И вот тут вдруг нашло безразличие, такая усталость, что лень было пошевелить и пальцем. Сидела, подставив лицо ласковым солнечным лучам, только мысли стали рвать, терзать душу как когда-то, перед тем как пыталась повеситься, а потом и утопнуть в омутах.
– Господи, а если и от этого толку не будет, как жить потом и стоит ли жить? Была хоть какая-то надежда. И вот ради неё она-то и жила, держалась на этом свете. А вдруг её не станет, наступит полное разочарование? Что тогда? Может, вот тут сразу головой в холодную воду, и всё? И никто и никогда не узнает, что и где приключилось с Глафирой Гринь.

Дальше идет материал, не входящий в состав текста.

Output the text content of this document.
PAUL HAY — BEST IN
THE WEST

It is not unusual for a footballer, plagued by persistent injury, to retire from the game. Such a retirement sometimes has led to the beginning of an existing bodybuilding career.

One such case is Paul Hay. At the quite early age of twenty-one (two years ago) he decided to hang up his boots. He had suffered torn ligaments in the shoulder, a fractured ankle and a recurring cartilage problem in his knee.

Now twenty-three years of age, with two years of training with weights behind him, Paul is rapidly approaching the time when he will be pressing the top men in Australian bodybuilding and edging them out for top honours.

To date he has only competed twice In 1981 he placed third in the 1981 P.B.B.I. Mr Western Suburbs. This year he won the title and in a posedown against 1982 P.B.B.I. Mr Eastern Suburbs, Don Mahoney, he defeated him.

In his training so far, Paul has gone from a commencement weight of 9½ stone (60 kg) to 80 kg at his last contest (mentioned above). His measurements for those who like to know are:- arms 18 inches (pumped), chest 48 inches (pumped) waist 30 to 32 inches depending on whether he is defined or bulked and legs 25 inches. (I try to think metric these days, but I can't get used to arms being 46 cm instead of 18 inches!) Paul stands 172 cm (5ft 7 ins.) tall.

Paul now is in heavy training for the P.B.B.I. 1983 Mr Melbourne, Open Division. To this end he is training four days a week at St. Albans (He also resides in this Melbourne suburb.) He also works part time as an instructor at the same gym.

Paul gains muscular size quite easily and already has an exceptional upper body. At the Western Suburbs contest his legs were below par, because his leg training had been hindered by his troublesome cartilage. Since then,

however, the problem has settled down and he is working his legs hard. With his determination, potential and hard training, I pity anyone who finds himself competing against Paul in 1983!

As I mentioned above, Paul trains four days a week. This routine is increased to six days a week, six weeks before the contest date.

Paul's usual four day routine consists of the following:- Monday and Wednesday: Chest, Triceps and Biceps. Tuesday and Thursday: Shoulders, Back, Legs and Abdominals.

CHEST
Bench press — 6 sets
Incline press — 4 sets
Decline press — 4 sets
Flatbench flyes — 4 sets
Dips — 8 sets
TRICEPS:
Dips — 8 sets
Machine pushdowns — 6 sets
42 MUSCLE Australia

Потом всё же стала рассуждать, вспомнила про Ефима, его глаза, его слова, что говорил перед расставанием.
– Выходит, мало того, что ты не родила ему ребёнка, так ещё хочешь заставить страдать лишний раз, по лишнему поводу? Неужели так и будет жить один, бобылём? Терзаться душой и сердцем от неизвестности за пропавшую жену? И почему ж ты зла желаешь мужу своему? – и упрекала, и корила себя одновременно.
Она знает мужа, верит ему. Вон сколько раз он мог бы бросить её, уйти к другой женщине, ан нет, не бросил. А ты ему что в знак благодарности? Или хотя бы своё присутствие, и то, слава Богу, для мужика, что жена цела, невредима. Или оставшуюся жизнь жить с тяжкими думами, томиться неизвестностью?
– Вот дура так дура! – одёрнула себя Глаша. – Это столько пройти, натерпеться. А тут в конце… Вот дура!
Узкая, еле заметная тропка петляла между сосен, бежала по скалам, поднималась куда-то ввысь. Но вот ветер донёс до женщины еле уловимый запах дыма.